Originally my intention in writing about heels at this time was… it’s my first real content and heels are my favorite thing. I wasn’t trying to be topical at all. But Chris Jericho (or Y2Jackass as he is coming to be known) is just going out there every week and doing everything that makes me appreciate the value of a good bad guy. He’s being unreasonable and childish, he’s losing way more frequently than ever before, he’s denying us stuff we want (a match starring AJ Styles and, let’s face it, anyone at Wrestlemania) and at the same time we still get those things. It’s all win for the fans and Mr. Jericho takes it on the chin like the team player that he is.
In any event, I promised two more points and I aim to deliver since I’m not a heel, or at least not yet.
A Heel is Not Entertaining
This is tough to explain. Heels adds to the entertainment but on their own aren’t fun to watch. A heel can almost never be a high flyer, nor can they deliver receive a Hot Tag or a High Spot. The most we can get from them is a good body slam or suplex and even then moderation is the watchword
Let’s continue that “example from pop-culture” trend. The Joker, especially in the Nolan-verse, is a bad heel. He’s just too fun to watch. The chaos, the clever quips and even more clever plans make you want to see him succeed. And that takes away from how much you root for Batman. Luckily Batman is the greatest so it’s fun to watch him succeed but put The Clown Prince of Crime against a lesser hero and suddenly your torn. And that doesn’t make for entertaining reading/watching.
Modern example in wrestling? Check out the Dudley Boys and their “we don’t want to be defined by a piece of furniture” angle. Whatever their stated motivation the main goal is that the fans loved it when they put people through tables so they had to stop if they wanted to be a bad guy team. And with the sky-rocketing support for The New Day there was a desperate need for a heel tag-team who were believable champions
Less modern example, if you want to go real deep into your heel-lore, check out the Cactus Jack heel run in ECW. Mick had to remove everything even remotely hardcore from his style in order to get the fans to turn on him. He was even cheering for the hated WCW and getting nowhere until he started with the rest holds and removed the clotheslines over the top rope. Heels have to be boring. It makes it tougher to perform but that doesn’t stop it from being true.
Bonus Points For Being The Best Heel: A Heel Must Believe They’re Right.
This one goes beyond behavior in and around the ring so it’s really only necessary for those performers who get into the psychology of their persona. But, as any good performer will assert, that is in fact what you need to do to make a believable character. And inside that character the heel, and for the matter a villain or any bad guy in fiction and in the real world, believes they’re doing good.
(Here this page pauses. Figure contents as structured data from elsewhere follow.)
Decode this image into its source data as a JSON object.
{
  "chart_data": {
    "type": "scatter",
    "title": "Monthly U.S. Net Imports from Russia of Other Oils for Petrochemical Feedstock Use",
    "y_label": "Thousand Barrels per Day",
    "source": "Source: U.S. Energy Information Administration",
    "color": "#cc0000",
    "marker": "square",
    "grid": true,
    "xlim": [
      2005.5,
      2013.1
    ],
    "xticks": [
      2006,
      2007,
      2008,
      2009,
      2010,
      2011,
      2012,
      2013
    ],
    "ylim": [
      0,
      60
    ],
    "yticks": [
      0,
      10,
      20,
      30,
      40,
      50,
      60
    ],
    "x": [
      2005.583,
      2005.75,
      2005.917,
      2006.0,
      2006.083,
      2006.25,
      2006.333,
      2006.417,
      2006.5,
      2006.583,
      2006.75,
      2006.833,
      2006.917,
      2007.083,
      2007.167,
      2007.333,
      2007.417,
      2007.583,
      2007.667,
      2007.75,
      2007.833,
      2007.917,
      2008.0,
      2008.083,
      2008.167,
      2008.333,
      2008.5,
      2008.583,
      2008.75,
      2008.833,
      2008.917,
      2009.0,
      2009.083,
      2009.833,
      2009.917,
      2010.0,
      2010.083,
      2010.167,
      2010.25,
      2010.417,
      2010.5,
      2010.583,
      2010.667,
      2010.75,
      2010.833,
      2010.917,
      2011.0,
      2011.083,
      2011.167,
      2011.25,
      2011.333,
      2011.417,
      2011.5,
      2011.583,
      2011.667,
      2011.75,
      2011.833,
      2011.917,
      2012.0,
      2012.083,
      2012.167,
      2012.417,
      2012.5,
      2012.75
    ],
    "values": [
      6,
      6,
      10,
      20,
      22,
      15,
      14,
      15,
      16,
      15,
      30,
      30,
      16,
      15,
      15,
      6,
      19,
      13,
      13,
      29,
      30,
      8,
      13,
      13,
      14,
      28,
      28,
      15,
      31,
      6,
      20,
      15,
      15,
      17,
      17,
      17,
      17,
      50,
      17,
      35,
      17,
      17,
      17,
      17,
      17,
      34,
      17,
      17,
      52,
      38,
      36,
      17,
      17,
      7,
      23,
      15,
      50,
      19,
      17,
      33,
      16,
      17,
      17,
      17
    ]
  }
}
Not doing well, doing good.
Not to get all philosophical here in the middle of a wrestling article but 99% (criminal psychopaths are a thing and they’re terrifying) of the population is either trying to do good or actually doing good. So it stands to reason that the vast majority of heels should do the same. Chris Jericho believes, in his heart, that AJ doesn’t deserve to be in the same ring as him and that he doesn’t deserve a Wrestlemania moment so it wouldn’t be fair to give him one. Heel Cactus Jack believed that he was helping Tommy Dreamer by beating him so badly that he couldn’t wrestle in ECW and had to take the WCW job. Triple H believes that the people he “buries” are, in fact, B-plus players and doesn’t give them shots at the title as that would make for a less entertaining product. The Million Dollar man thought that having money made him better than everyone else and went about teaching everyone else that he was by showing that everyone had a price and therefore money was everything. The list continues but at the bottom of every heel is someone who is just trying to do good things either for their opponents, the fans or the world at large.
So that’s what makes a heel. I’d like to think these points are timeless and universal. It’s certainly possible that what we find repulsive changes over time, so a good heel stays on top of that if they want to hold that position. As long as they keep losing or winning dirty, as long as they keep being less entertaining than the good guy and as long as they keep believing they’re the good guy then they can always stay reviled. I think I’ll close off with an oft-repeated but still true quote from my favorite governor of all time, “Win if you can, lose if you must but always cheat!”